Die Aufarbeitung der Pandemie ist wichtig. Ob das alle Wunden heilt, ist indessen fraglich, meint unsere Autorin Annika Grah.
Vor fünf Jahren begann der Ausnahmezustand. Schulen waren über Wochen dicht, Geschäfte mit Publikumsverkehr wurden weitgehend geschlossen. Am 22. März 2020 traten weitreichende Kontaktbeschränkungen in Kraft. Alles unter dem Eindruck eines tödlichen Virus, dem zu diesem Zeitpunkt wenig entgegen zusetzen war. Im März 2020 gab es weder eine Impfung noch ausreichend physischen Schutz. In Kliniken mussten Ärzte und Pfleger teilweise ihre für den Einmalgebrauch gedachte Schutzkleidung mehrfach verwenden. Alle Welt nähte Masken aus Stoffresten – unvorstellbare Zustände für ein hoch entwickeltes Industrieland wie Deutschland.
Und auch wenn sich nach einigen Monaten eine gewisse Routine einschlich: Es überwog der Eindruck der Atemlosigkeit – etwa als Bundeskanzlerin Angela Merkel (CDU) die 2021 geplante Osterruhe kurzerhand wieder kippte.
Das zusammen mit der Unsicherheit über Verbreitungswege, Ansteckungsrisiko und Veränderungsfähigkeit des Virus vor allem zu Beginn der Pandemie sowie die ganz unterschiedlichen Krankheitsverläufe sorgten zu einer gefährlichen Stimmung, in der jeder meinte, Recht zu haben.
Dass in so einer Gemengelage auch Fehleinschätzungen zu politischen Entscheidungen geführt haben dürften, liegt auf der Hand. Das zeigt sich allein in der Tatsache, dass Entscheidungen zurückgenommen und Sachlagen im Verlauf der Pandemie unterschiedlich bewertet wurden.
Aufarbeitung ist Pflicht
Um es klar zu sagen: Das ist auch in Ordnung. Denn angesichts der Geschwindigkeit und der volatilen Situation, in der damals politische Entscheidungen getroffen wurden, muss man davon ausgehen, dass auch Fehlannahmen und unvollständige Informationen zugrunde lagen.
Gerade deshalb braucht es eine Aufarbeitung der politischen Entscheidungen während der Pandemie. Dass dies im Gegensatz zu Baden-Württemberg, wo sich im Landtag zumindest eine Enquetekommission mit der Aufarbeitung der Corona-Pandemie beschäftigt hat, auf Bundesebene ebenso wenig wie in Bundesländern wie Bayern bislang geschehen ist, ist ein klares Versäumnis.
Die Maßnahmen von damals müssten hinterfragt werden. Allein schon, um im Falle einer neuen Pandemie die richtigen Lehren zu ziehen und besser reagieren zu können. Im Grunde ist es egal, ob das eine Enquetekommission (wie von der FDP im Bund gefordert) oder ein Untersuchungsausschuss leistet.
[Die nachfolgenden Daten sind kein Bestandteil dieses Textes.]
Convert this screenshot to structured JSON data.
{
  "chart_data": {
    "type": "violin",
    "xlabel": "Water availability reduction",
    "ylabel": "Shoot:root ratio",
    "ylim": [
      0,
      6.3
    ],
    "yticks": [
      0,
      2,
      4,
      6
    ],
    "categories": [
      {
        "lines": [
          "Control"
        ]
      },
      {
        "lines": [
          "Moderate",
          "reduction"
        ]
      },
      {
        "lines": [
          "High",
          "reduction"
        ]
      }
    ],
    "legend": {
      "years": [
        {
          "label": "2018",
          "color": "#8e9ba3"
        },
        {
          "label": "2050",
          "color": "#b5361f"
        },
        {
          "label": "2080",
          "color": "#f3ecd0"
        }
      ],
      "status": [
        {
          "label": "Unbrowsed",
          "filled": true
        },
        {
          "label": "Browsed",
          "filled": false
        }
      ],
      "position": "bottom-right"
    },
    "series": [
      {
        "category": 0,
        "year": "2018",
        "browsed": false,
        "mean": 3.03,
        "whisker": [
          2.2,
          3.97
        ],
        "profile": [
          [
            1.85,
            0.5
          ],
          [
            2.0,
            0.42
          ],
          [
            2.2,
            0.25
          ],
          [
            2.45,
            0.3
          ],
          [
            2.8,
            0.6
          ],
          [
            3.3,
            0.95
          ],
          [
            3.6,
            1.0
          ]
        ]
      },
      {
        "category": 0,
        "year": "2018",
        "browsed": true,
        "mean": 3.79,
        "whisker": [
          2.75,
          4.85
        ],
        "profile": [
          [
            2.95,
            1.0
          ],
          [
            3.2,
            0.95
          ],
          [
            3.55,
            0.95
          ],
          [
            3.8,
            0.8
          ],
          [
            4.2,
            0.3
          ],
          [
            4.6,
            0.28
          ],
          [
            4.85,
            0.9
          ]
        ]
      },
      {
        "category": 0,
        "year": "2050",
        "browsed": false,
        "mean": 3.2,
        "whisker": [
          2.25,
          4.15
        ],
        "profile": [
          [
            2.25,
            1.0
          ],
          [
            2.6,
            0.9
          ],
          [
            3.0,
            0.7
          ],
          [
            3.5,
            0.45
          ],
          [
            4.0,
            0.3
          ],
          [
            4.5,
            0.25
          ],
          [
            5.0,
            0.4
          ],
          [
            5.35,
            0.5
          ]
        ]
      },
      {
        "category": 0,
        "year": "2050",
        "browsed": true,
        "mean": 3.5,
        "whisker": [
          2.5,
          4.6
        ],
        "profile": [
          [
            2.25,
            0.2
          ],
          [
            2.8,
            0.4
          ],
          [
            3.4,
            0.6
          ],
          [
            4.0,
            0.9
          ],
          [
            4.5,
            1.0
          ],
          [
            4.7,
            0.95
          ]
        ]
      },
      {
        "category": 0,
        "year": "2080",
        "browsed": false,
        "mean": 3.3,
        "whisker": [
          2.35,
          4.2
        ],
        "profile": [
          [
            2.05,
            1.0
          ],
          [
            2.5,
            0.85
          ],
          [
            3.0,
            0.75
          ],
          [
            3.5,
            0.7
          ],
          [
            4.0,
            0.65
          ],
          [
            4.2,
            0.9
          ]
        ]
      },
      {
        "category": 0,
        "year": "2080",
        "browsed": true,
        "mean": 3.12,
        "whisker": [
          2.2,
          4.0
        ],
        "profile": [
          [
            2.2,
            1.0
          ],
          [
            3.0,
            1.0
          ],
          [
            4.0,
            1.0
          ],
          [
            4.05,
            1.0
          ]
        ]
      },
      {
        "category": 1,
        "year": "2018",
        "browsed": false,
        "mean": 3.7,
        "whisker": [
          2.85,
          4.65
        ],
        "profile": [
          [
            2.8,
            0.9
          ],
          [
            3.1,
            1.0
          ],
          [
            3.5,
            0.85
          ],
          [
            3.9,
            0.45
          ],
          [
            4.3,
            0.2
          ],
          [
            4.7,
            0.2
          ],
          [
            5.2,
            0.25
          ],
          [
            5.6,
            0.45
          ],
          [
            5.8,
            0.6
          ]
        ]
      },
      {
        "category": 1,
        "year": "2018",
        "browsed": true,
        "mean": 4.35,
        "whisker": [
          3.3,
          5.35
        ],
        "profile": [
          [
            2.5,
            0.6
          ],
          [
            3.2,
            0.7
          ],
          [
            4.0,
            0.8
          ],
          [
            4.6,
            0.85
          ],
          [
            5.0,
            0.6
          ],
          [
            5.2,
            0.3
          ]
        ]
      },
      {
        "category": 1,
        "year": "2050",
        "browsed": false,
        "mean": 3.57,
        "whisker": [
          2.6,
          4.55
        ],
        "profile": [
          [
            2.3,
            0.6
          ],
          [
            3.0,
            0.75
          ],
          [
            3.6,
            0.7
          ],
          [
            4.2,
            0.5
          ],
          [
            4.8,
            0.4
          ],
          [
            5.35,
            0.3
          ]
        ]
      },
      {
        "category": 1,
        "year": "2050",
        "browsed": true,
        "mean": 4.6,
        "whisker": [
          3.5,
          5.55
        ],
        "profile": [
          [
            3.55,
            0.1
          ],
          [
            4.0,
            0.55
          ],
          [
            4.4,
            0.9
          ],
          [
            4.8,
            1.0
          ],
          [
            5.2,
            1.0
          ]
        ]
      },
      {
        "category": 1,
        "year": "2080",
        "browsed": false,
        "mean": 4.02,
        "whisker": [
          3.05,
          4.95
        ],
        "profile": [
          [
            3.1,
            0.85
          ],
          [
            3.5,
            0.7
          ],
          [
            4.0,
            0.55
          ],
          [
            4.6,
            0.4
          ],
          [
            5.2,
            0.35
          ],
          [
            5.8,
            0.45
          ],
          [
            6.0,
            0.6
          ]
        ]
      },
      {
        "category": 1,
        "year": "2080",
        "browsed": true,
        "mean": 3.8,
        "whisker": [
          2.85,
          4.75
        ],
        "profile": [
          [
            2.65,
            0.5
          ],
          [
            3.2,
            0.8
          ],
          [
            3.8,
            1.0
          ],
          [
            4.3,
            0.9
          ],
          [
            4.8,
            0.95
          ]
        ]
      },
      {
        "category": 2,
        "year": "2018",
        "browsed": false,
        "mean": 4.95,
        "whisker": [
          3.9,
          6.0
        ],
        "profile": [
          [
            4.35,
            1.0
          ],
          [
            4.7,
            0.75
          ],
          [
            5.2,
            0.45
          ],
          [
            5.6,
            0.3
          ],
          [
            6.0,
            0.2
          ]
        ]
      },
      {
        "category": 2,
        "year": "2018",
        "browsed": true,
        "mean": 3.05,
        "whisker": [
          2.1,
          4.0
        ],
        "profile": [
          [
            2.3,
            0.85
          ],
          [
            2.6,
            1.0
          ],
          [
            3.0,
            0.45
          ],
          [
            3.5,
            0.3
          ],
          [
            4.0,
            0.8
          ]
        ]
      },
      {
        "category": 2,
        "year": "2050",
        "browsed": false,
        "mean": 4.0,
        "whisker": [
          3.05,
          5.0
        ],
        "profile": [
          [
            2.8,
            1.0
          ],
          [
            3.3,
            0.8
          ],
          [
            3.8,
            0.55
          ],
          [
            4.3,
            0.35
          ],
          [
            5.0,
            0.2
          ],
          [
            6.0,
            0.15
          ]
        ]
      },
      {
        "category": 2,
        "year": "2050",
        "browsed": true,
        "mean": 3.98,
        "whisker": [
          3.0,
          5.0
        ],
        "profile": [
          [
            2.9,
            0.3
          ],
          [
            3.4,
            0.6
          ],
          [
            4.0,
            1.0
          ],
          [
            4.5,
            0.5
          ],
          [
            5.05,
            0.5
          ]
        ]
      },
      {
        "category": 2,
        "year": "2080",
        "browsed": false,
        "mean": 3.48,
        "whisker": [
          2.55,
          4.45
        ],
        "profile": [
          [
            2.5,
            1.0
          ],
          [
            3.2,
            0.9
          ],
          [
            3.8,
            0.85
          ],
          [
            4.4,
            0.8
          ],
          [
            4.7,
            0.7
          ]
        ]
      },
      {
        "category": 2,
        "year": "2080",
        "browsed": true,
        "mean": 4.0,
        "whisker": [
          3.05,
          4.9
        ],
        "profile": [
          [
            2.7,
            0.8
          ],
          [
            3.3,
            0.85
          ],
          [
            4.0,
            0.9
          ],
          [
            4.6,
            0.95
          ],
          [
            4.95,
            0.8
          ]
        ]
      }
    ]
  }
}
Nur eines ist klar: Eine reine Bürgerbeteiligung, wie der von der SPD im Bund geforderte Bürgerrat, wäre zu kurz gesprungen. Dafür ist das Thema zu groß. In Baden-Württemberg hatte ein solches Format die Enquetekommission im Landtag lediglich ergänzt.
Wichtig ist vor allem die juristische Klärung
Die Regierenden von damals sollten sich zudem ehrlich machen. Politische Kontrahenten dürfen das Instrument nicht allein für eine politische Abrechnung nutzen. Nur Fehler zu benennen, zeigt noch keinen Weg auf, es besser zu machen. Und eine saubere juristische Aufarbeitung gehört nicht in den politischen Raum, sondern in die Gerichte. Auch sie ist unerlässlich.
Denn selbstverständlich muss klargestellt werden, wo die Grenzen des Rechtsstaats überschritten wurden. Die schwierige Abwägung zwischen freiheitlichen Grundrechten und dem Recht auf körperliche Unversehrtheit muss von Verfassungsgerichten geklärt werden.
Doch gewiss ist auch: Selbst wenn die letzte politische Fehlentscheidung während der Pandemie benannt und aufgeklärt ist, wird das nicht alle Wunden heilen können, die in dieser weltumspannenden Pandemie entstanden sind.